While PGS2.0 is currently a better method for selecting embryos and improving pregnancy outcomes, its limitations are obvious: (1) biopsy may result in embryo damage, decreased implantation potential, epigenetic changes, and possible long-term effects in adulthood, and there is an urgent need for the development of less damaging or even noninvasive tests to minimize the possible effects; (2) the analysis of PGS results requires the use of a non-invasive test. At present, the time required for PGS result analysis is more than 24h, and embryo freezing is needed to select the appropriate time for transfer, although existing studies show that fresh and frozen embryos have similar pregnancy outcomes [43], however, the safety hazards of embryo freezing on embryo development have been the focus of the research and hotspot in the field of assisted reproduction, with the continuous development of technology to shorten the time of the PGS report, PGS2.0 after the transfer of fresh blastocysts may become the future of PGS. The transfer of fresh blastocysts after PGS2.0 may become the direction of future efforts; ③ Existing PGS2.0 detection technology is based on the analysis of genome-wide amplification of embryonic cell DNA, the accuracy of its analysis depends on the integrity of the amplification product, however, amplification bias can not be eliminated, which may lead to false positives and false negatives, therefore, the current definition of PGS is only a screening for aneuploidy, with the advancement of technology, is it possible to With the advancement of technology, is it possible to expand the screening scope of PGS to include screening for small segment duplication deletions? PGS2.0 is still unable to predict the outcome of chimeric embryos, and the recognition of chimeras by PGS2.0 may be higher, because chimeric embryos may develop into normal individuals or miscarry, and chimeras account for about 2.88% of all early anomalous karyotypic miscarriages [44], so it is difficult to define the outcome of pregnancies in chimeric embryos, and pre-implantation counseling of chimeric embryos has become a difficult problem, and further research is needed.

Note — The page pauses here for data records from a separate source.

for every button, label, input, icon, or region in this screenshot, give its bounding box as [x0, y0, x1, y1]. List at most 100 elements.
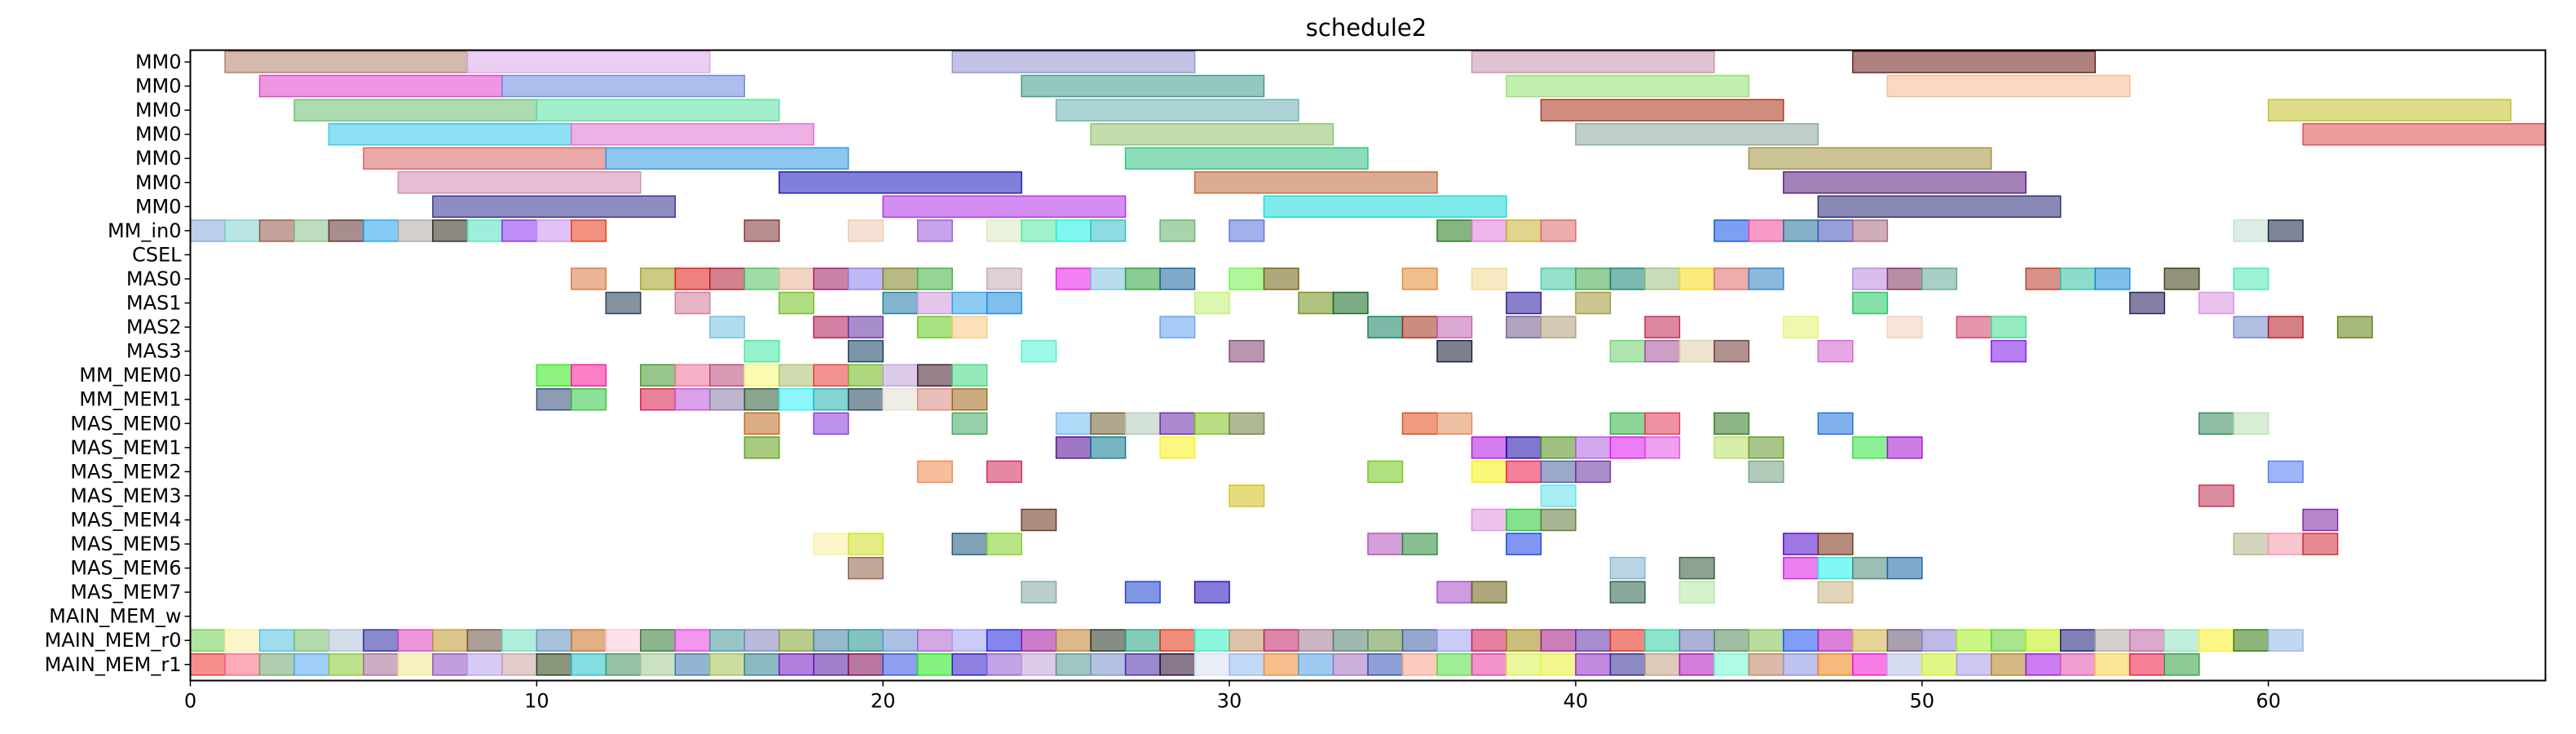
y-tick-label: MAS1 [126, 292, 182, 315]
task-bar [1021, 74, 1265, 98]
task-bar [2233, 412, 2269, 436]
task-bar [1159, 412, 1196, 436]
task-bar [328, 629, 364, 652]
task-bar [2267, 316, 2304, 338]
task-bar [1540, 484, 1577, 507]
task-bar [571, 268, 607, 290]
task-bar [363, 629, 399, 652]
y-tick-label: MAS_MEM2 [70, 460, 181, 483]
task-bar [1055, 412, 1092, 436]
task-bar [640, 387, 677, 411]
task-bar [1090, 268, 1127, 290]
task-bar [1159, 268, 1196, 290]
y-tick-label: MM0 [135, 75, 182, 98]
task-bar [1021, 653, 1057, 676]
task-bar [882, 268, 919, 290]
task-bar [1575, 268, 1612, 290]
task-bar [1852, 629, 1889, 652]
task-bar [1678, 629, 1715, 652]
task-bar [986, 533, 1022, 555]
task-bar [779, 268, 815, 290]
task-bar [1263, 195, 1507, 219]
task-bar [363, 653, 399, 676]
task-bar [779, 364, 815, 387]
task-bar [1783, 533, 1820, 555]
task-bar [674, 629, 711, 652]
task-bar [224, 51, 469, 73]
task-bar [674, 364, 711, 387]
task-bar [1609, 581, 1646, 604]
task-bar [847, 219, 884, 242]
task-bar [1817, 412, 1854, 436]
task-bar [882, 629, 919, 652]
task-bar [1332, 629, 1369, 652]
task-bar [1436, 339, 1473, 363]
task-bar [189, 653, 226, 676]
task-bar [1332, 291, 1369, 315]
y-tick-label: MAIN_MEM_w [49, 605, 181, 628]
task-bar [571, 629, 607, 652]
task-bar [501, 74, 746, 98]
task-bar [1783, 653, 1820, 676]
task-bar [1990, 339, 2027, 363]
task-bar [1644, 316, 1681, 338]
task-bar [709, 387, 746, 411]
task-bar [1609, 268, 1646, 290]
task-bar [847, 364, 884, 387]
task-bar [258, 653, 295, 676]
x-tick-label: 30 [1217, 690, 1242, 713]
task-bar [916, 268, 953, 290]
task-bar [951, 533, 988, 555]
task-bar [397, 219, 434, 242]
task-bar [1609, 339, 1646, 363]
task-bar [466, 219, 503, 242]
y-tick-label: MAS_MEM1 [70, 436, 181, 459]
task-bar [640, 653, 677, 676]
task-bar [501, 653, 538, 676]
task-bar [951, 412, 988, 436]
task-bar [1367, 653, 1404, 676]
y-axis: MM0MM0MM0MM0MM0MM0MM0MM_in0CSELMAS0MAS1M… [45, 51, 191, 676]
task-bar [293, 653, 330, 676]
task-bar [813, 316, 849, 338]
task-bar [1090, 629, 1127, 652]
y-tick-label: MAS0 [126, 268, 182, 290]
y-tick-label: MM0 [135, 147, 182, 170]
task-bar [1644, 339, 1681, 363]
task-bar [916, 387, 953, 411]
task-bar [2267, 99, 2512, 122]
task-bar [1124, 581, 1161, 604]
task-bar [1783, 219, 1820, 242]
task-bar [1678, 556, 1715, 580]
task-bar [1124, 629, 1161, 652]
y-tick-label: MM_MEM1 [79, 388, 181, 411]
task-bar [1644, 629, 1681, 652]
y-tick-label: MAS_MEM0 [70, 412, 181, 435]
task-bar [1506, 508, 1542, 532]
task-bar [293, 219, 330, 242]
task-bar [1540, 436, 1577, 459]
task-bar [1506, 436, 1542, 459]
task-bar [1193, 412, 1230, 436]
task-bar [986, 219, 1022, 242]
task-bar [293, 629, 330, 652]
task-bar [1748, 460, 1784, 484]
task-bar [501, 629, 538, 652]
task-bar [1401, 653, 1438, 676]
task-bar [1401, 268, 1438, 290]
task-bar [1193, 581, 1230, 604]
task-bar [674, 653, 711, 676]
task-bar [1471, 219, 1507, 242]
task-bar [1678, 653, 1715, 676]
task-bar [1540, 460, 1577, 484]
task-bar [1886, 556, 1923, 580]
task-bar [1228, 268, 1265, 290]
task-bar [1506, 533, 1542, 555]
task-bar [224, 219, 261, 242]
task-bar [1921, 653, 1958, 676]
task-bar [779, 387, 815, 411]
task-bar [1471, 460, 1507, 484]
task-bar [1367, 629, 1404, 652]
task-bar [813, 533, 849, 555]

Further research is needed.

6 Prospects of PGS2.0

The current debate on PGS has shifted from whether PGS is clinically beneficial to the necessity of expanding the indications for PGS. Although there is still a lack of evidence from multicenter prospective randomized controlled studies [45], and there is still a need to re-conceptualize and reevaluate PGS, it is undeniable that most ART centers in the international community have used blastocyst biopsy + PGS (PGS2.0) + FET as a routine tool for the main indications of this population (AMA, RIF, RSA, and male factor) since 2010, with the main aim of reducing the risk of miscarriage in this population, and the main purpose is to reduce the risk of abortion in this population. PGS2.0 has dramatically changed the face of ART and may become a routine program for all patients in fertility centers in the future.

The use of PGS2.0+FET as a routine tool in the primary indicative population (AMA, RIF, RSA, male factor) is aimed at reducing the risk of miscarriage and improving the success rate of the population, and has shown good results.